Никто ему не ответил.
Хотек бесстрастно внимал Певцову, тот соловьем разливался, рассказывая, кто таков убийца и для чего совершил преступление агент султана, зарезавший болгарского студента, и прочая. Слушая эту дичь, Иван Дмитриевич успокаивал себя мыслью, что Боев нужен как временное средство. Потом его отпустят и, может быть, наградят за службу.
Болгарин уже отвечал на вопросы Певцова — по-русски, но с акцентом, вполне могущим сойти и за турецкий: да, все так, и он, Керим-бек, готов подтвердить это под присягой.
— На суде присягнете, — торопливо сказал Певцов. Он как-то не предусмотрел, что может понадобиться такая вещь, как Коран.
— Нет, пускай сейчас, — велел Хотек.
— Ваше сиятельство! — обратился к Шувалову его адъютант. — У меня дома дворник — татарин. Позвольте, мигом слетаю!
Согласие было дано, адъютант выбежал на улицу, прыгнул в карету и помчался за дворницким Кораном.

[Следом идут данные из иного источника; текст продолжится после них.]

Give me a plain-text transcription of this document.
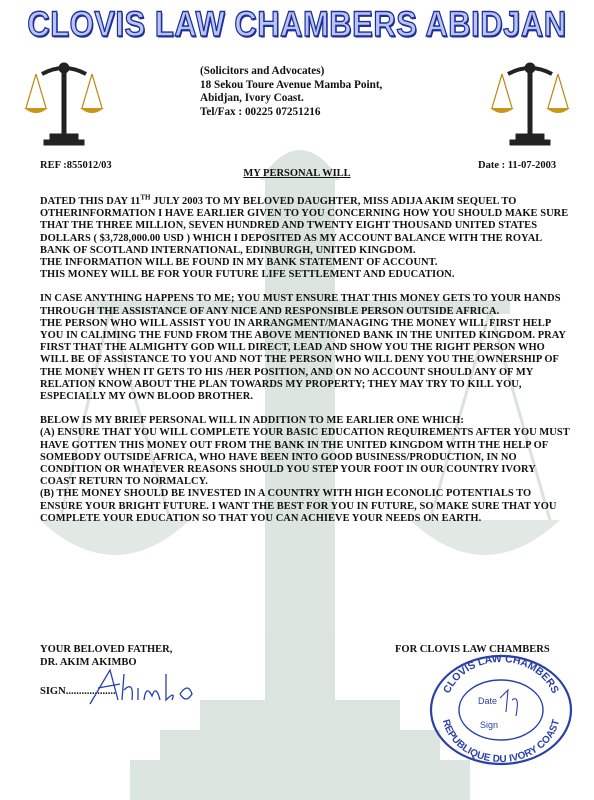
CLOVIS LAW CHAMBERS ABIDJAN
(Solicitors and Advocates)
18 Sekou Toure Avenue Mamba Point,
Abidjan, Ivory Coast.
Tel/Fax : 00225 07251216
REF :855012/03	Date : 11-07-2003
MY PERSONAL WILL

DATED THIS DAY 11TH JULY 2003 TO MY BELOVED DAUGHTER, MISS ADIJA AKIM SEQUEL TO OTHERINFORMATION I HAVE EARLIER GIVEN TO YOU CONCERNING HOW YOU SHOULD MAKE SURE THAT THE THREE MILLION, SEVEN HUNDRED AND TWENTY EIGHT THOUSAND UNITED STATES DOLLARS ( $3,728,000.00 USD ) WHICH I DEPOSITED AS MY ACCOUNT BALANCE WITH THE ROYAL BANK OF SCOTLAND INTERNATIONAL, EDINBURGH, UNITED KINGDOM.

THE INFORMATION WILL BE FOUND IN MY BANK STATEMENT OF ACCOUNT.

THIS MONEY WILL BE FOR YOUR FUTURE LIFE SETTLEMENT AND EDUCATION.

IN CASE ANYTHING HAPPENS TO ME; YOU MUST ENSURE THAT THIS MONEY GETS TO YOUR HANDS THROUGH THE ASSISTANCE OF ANY NICE AND RESPONSIBLE PERSON OUTSIDE AFRICA.

THE PERSON WHO WILL ASSIST YOU IN ARRANGMENT/MANAGING THE MONEY WILL FIRST HELP YOU IN CALIMING THE FUND FROM THE ABOVE MENTIONED BANK IN THE UNITED KINGDOM. PRAY FIRST THAT THE ALMIGHTY GOD WILL DIRECT, LEAD AND SHOW YOU THE RIGHT PERSON WHO WILL BE OF ASSISTANCE TO YOU AND NOT THE PERSON WHO WILL DENY YOU THE OWNERSHIP OF THE MONEY WHEN IT GETS TO HIS /HER POSITION, AND ON NO ACCOUNT SHOULD ANY OF MY RELATION KNOW ABOUT THE PLAN TOWARDS MY PROPERTY; THEY MAY TRY TO KILL YOU, ESPECIALLY MY OWN BLOOD BROTHER.

BELOW IS MY BRIEF PERSONAL WILL IN ADDITION TO ME EARLIER ONE WHICH:

(A) ENSURE THAT YOU WILL COMPLETE YOUR BASIC EDUCATION REQUIREMENTS AFTER YOU MUST HAVE GOTTEN THIS MONEY OUT FROM THE BANK IN THE UNITED KINGDOM WITH THE HELP OF SOMEBODY OUTSIDE AFRICA, WHO HAVE BEEN INTO GOOD BUSINESS/PRODUCTION, IN NO CONDITION OR WHATEVER REASONS SHOULD YOU STEP YOUR FOOT IN OUR COUNTRY IVORY COAST RETURN TO NORMALCY.

(B) THE MONEY SHOULD BE INVESTED IN A COUNTRY WITH HIGH ECONOLIC POTENTIALS TO ENSURE YOUR BRIGHT FUTURE. I WANT THE BEST FOR YOU IN FUTURE, SO MAKE SURE THAT YOU COMPLETE YOUR EDUCATION SO THAT YOU CAN ACHIEVE YOUR NEEDS ON EARTH.

YOUR BELOVED FATHER,
DR. AKIM AKIMBO
SIGN...................
FOR CLOVIS LAW CHAMBERS
CLOVIS LAW CHAMBERS
REPUBLIQUE DU IVORY COAST
Date
Sign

Певцов продолжил допрос. После нескольких фехтовальных выпадов, напомнивших Ивану Дмитриевичу упражнения с чучелом, последний удар, смертельный:
— Итак, вы признаете себя виновным в убийстве князя Людвига фон Аренсберга?
— Признаю… Я убил.
— Ну что, граф? Слышали? — угрюмо спросил Шувалов.

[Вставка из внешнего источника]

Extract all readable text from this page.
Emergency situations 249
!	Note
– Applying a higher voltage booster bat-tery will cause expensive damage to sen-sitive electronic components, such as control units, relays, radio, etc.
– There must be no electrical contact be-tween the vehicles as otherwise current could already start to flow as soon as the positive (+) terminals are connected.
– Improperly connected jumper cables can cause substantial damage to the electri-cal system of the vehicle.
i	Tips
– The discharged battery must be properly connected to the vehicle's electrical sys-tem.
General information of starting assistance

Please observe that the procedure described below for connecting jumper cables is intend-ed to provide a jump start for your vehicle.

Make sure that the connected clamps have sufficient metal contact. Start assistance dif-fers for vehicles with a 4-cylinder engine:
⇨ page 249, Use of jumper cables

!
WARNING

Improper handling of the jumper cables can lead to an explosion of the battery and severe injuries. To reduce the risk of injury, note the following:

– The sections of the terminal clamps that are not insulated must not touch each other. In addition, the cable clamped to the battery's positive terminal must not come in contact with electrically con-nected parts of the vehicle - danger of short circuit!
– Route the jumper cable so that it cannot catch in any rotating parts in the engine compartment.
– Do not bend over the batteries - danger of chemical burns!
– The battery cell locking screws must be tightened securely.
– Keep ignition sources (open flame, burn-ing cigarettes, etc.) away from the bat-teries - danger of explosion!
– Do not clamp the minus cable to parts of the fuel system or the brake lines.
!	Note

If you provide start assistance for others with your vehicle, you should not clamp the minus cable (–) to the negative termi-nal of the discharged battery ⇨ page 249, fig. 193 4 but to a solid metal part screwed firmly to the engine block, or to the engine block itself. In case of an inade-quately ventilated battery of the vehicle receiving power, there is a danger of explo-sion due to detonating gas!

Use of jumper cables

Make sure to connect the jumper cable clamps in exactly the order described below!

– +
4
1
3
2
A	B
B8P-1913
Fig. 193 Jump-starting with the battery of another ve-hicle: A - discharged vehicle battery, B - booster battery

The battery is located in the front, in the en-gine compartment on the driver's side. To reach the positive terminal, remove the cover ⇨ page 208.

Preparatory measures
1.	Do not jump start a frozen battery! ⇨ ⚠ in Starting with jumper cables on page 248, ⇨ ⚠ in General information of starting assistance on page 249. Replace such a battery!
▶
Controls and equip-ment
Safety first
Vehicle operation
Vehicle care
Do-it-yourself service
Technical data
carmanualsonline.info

Опершись на трость, Хотек поднялся, подошел к Боеву, немигающим взглядом уперся ему в переносицу.
— Это ты бросил в меня кирпич?
— Фанатик! — сказал Певцов.
Ободренный этой репликой, Боев послушно кивнул. В тот же момент Хотек, выставив правую ногу вперед, умело и жестоко ткнул его тростью в живот, как рапирой.
Шувалов привстал:
— Стыдитесь, граф!
— Это вы стыдитесь, — все с той же царственной оттяжкой после каждого слова отвечал Хотек, будто и не он только что поддал человеку палкой под дых. — Где были ваши жандармы? И я мог быть мертв и лежать в гробу, как Людвиг.
Скрючившись, Боев силился и никак не мог вздохнуть. Иван Дмитриевич почувствовал, что ему тоже не хватает воздуха. От удушья и ненависти звенело в ушах. Сквозь этот звон издалека доносился разговор Шувалова и Хотека: они нудно препирались, перед чьим судом должен предстать Керим-бек — русским или австрийским.
— Мой государь решительно будет настаивать… — напирал Хотек.
— А мой государь, — отвечал Шувалов, — в свою очередь, потребует…
Иван Дмитриевич достал из книжного шкафа бутылку, налил Боеву немного хереса, но тот молча отвел его руку с рюмкой: правоверные не пьют вина.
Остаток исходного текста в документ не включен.